Friday , April 19, 2024

Security Standard Released for Contactless Payments on Off-the-Shelf Mobile Devices

A new standard unveiled Wednesday by the PCI Security Standards Council could pave the way for more acceptance of contactless payments with no more hardware needed than a merchant’s off-the-shelf mobile phone or tablet.

The standard is dubbed Contactless Payments on COTS (commercial off-the shelf devices), or CPoC. It spells out security requirements governing applications that enable a mobile device to accept contactless payments from customers using EMV chip cards, smart phones, or wearables. Under development since June 2018, CPoC includes a program for vendors to get their payment applications tested and validated.

CPoC applies to near-field communication-based contactless payments in which the off-the-shelf card-accepting phone or tablet does not use hardware such as a dongle. The Wakefield, Mass.-based PCI Council, which sets rules for secure acceptance of general-purpose credit and debit cards, years ago introduced a set of rules for contactless payments with purpose-built mobile-payment devices called the PCI PIN Transaction Security Point of Interaction (PCI PTS POI) Standard. 

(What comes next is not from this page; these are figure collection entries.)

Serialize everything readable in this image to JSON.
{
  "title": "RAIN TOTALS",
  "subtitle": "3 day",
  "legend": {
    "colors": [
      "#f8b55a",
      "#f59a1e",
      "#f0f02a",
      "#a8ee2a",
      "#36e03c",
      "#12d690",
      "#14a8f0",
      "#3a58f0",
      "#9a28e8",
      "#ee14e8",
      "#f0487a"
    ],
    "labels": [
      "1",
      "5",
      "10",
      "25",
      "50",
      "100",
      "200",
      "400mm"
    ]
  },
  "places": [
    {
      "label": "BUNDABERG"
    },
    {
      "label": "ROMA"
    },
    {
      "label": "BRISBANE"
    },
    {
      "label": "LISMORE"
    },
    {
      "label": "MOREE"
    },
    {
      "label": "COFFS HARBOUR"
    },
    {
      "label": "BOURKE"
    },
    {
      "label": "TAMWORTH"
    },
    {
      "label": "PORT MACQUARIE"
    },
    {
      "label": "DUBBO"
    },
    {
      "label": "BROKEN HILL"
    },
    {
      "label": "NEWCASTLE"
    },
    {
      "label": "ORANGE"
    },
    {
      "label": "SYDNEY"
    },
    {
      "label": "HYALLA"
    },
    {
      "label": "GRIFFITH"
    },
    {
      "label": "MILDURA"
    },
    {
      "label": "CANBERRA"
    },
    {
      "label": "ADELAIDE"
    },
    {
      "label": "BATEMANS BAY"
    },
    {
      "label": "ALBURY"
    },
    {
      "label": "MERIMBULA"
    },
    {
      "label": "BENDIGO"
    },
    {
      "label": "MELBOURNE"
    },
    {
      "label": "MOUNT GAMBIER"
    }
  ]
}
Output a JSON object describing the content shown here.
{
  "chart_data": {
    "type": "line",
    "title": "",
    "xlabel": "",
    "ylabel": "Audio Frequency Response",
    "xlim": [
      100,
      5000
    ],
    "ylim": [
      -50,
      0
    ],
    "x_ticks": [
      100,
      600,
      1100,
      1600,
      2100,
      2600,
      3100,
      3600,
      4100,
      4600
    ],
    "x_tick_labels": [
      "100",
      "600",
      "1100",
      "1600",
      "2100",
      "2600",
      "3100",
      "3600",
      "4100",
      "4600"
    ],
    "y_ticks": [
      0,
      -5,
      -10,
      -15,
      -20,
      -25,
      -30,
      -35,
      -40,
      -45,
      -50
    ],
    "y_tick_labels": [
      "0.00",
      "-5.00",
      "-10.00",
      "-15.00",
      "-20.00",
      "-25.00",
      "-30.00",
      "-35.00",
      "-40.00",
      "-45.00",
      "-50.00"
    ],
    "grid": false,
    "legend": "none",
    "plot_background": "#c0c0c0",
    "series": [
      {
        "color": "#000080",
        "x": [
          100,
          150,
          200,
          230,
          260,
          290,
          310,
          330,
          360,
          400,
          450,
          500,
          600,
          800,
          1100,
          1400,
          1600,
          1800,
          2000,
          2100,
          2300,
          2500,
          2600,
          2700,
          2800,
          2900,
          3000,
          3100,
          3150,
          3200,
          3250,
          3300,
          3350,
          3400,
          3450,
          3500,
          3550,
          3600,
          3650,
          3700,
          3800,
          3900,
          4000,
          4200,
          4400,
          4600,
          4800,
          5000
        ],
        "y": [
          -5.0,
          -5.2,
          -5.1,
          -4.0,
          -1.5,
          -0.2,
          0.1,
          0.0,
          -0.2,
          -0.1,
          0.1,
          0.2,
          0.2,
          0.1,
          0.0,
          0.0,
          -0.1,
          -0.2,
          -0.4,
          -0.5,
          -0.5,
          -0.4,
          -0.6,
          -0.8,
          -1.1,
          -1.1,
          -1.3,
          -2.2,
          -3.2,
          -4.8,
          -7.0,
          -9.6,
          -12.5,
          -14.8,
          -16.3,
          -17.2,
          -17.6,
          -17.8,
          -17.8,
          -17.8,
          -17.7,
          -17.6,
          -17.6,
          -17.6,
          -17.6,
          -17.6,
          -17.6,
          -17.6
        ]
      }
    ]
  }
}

In addition, the Council’s Web site already lists secure software-based PIN entry on COTS (SPoC) applications that require a card-reading dongle and enable customers to enter a PIN on a merchant’s mobile device. The new CPoC standard does not permit software-based PIN entry and is meant for tap-and-go payments.

“The PCI CPoC Standard is the second standard released by the Council to address mobile contactless acceptance,” Emma Sutcliffe, standards officer at the PCI Council, said in a news release. “Specifically, the PCI CPoC Standard provides security and test requirements for solutions that enable contactless payment acceptance on a merchant COTS device using an embedded NFC reader.”

An iPhone 11 on display in a store.

The primary elements of a CPoC solution include a COTS device with an embedded NFC interface to read the payment card or payment device; a validated payment-acceptance software application that runs on the merchant COTS device initiating a contactless transaction; and back-end systems that are independent from the COTS device and support monitoring, integrity checks and payment processing.

Validated CPoC systems will be listed on the PCI Council’s Web site.

“The PCI CPoC initiative is part of the Council’s mission to enhance global payment-account data security by developing standards and programs that support secure payment acceptance in new and emerging payment channels,” the Council said in a blog post. “Ultimately, the PCI CPoC standard and program will lead to more options for merchants to accept contactless payments in a secure manner.”

Ron van Wezel, a Netherlands-based senior analyst for Boston-based research firm Aite Group LLC, says Visa Inc. and Mastercard Inc. have tested NFC payments on COTS devices in the United Kingdom and Poland.

“This is the next step in the evolution to what I call ‘SoftPOS’—payment-acceptance solutions at the point of sale that are entirely software-based,” van Wezel tells Digital Transactions News by email. “Merchants would simply download an application to start accepting card payments.”

That end point, however, has not yet been reached, according to van Wezel. “The new PCI standard does not allow for PIN entry on the COTS,” he says. “This means that contactless card acceptance on such devices is only possible for low-value payments under the contactless limit.” 

In Europe, that limit currently is €25 ($27.73). But Apple Pay or Google Pay mobile payments can be used for any value because they use biometric cardholder verification, he notes.